Właśnie na bydgoskim lotnisku rozpoczyna się prezentacja samolotu Boeing 787 Dreamliner, który jest najnowszą produkcją tego koncernu. Udział w niej bierze prezydent Rafał Bruski.
Obecnie w barwach LOT lata tylko jedna maszyna Boeinga 787, docelowo ma być ich osiem. Samolot na pokład może wziąć maksymalnie 290 pasażerów i przelecieć bez tankowania prawie 16 tys. kilometrów.
Przylotowi pierwszej maszyny do Polski towarzyszyło bardzo duże zainteresowanie medialne. Teraz przeniosło się ono do Bydgoszczy, z powodu trwających nad bydgoskim lotniskiem testów. Zainteresowanie jest tak duże, że temat ten przyćmił informację o tym, że w najbliższych latach droga ekspresowa S5 na pewno nie powstanie oraz dramatyczną sytuację pracowników Zachemu.
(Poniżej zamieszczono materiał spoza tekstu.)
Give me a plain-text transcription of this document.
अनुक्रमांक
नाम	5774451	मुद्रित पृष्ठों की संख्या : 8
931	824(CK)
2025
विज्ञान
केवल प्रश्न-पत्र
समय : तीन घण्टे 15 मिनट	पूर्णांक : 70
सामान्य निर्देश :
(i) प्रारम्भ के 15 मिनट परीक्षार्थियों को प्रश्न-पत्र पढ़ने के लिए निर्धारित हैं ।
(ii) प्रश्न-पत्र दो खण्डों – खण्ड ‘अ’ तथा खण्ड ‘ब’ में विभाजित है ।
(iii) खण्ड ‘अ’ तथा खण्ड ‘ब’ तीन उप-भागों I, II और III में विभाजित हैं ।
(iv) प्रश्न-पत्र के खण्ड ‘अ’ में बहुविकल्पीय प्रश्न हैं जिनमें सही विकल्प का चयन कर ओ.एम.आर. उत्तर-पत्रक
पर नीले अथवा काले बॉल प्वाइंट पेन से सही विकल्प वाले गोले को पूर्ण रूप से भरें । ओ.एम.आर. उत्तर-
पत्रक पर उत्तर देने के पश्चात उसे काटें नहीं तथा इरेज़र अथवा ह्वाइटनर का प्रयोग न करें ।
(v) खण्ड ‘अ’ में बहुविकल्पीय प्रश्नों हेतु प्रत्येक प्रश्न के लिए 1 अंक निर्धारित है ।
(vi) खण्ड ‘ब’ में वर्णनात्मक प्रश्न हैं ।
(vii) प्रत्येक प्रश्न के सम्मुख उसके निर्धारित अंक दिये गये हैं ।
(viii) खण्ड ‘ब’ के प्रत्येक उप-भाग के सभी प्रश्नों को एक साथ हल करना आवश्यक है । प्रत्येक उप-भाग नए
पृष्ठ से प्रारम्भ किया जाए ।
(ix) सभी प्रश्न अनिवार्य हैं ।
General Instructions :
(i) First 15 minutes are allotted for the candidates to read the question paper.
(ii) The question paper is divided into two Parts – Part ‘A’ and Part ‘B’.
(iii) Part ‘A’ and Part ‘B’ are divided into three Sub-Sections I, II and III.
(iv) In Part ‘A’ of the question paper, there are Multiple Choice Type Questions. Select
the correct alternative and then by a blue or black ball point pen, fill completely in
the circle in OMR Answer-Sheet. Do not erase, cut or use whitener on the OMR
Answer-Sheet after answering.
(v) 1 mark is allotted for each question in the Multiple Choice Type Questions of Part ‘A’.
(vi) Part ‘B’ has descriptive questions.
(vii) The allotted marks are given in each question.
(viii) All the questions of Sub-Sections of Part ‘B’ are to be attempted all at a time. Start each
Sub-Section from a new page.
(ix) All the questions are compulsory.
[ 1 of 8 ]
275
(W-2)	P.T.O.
Jest to swoisty temat zastępczy dla ważniejszych problemów miasta.
W konwencje tworzenia tematu zastępczego wpisuje się także prezydent Rafał Bruski, po przez uczestnictwo w prezentacji, gdyż sam fakt lądowania Dreamlinera dla miasta nic nie niesie.
Relacji w prezentacji Boeinga nie przygotujemy, zamiast tego postanowiliśmy zadać ratuszowi kilka pytań związku z tym wydarzeniem.
1. Czy w najbliższych miesiącach tego typu samoloty będą na stałych trasach obsługiwać Port Lotniczy Bydgoszcz?
To pytanie do PLB. PLL LOT z portem ustala takie rzeczy. Według informacji PLL LOT B787 wykonuje w Bydgoszczy jedynie ćwiczenia typu touch&go – szczegóły PLL LOT.
2. Czy firma Boeing planuje jakieś inwestycje w Bydgoszczy?
Nie mam takiej wiedzy.
3. Czy firma Boeing oraz linie lotnicze LOT planują w jakiś sposób promować Bydgoszcz?
Pytanie do PLL LOT i firmy Boeing.
4. Jakie plany inwestycyjne zostaną podjęte w PLB w najbliższych miesiącach?
Większościowym akcjonariuszem PLB jest samorząd województwa i tam proszę skierować to pytanie.
Odpowiedzi udzielone przez rzecznika nie są zbyt optymistyczne dla rozwoju lotnictwa cywilnego w Bydgoszczy. Dlatego warto przestać latać w chmurach i zejść na ziemię.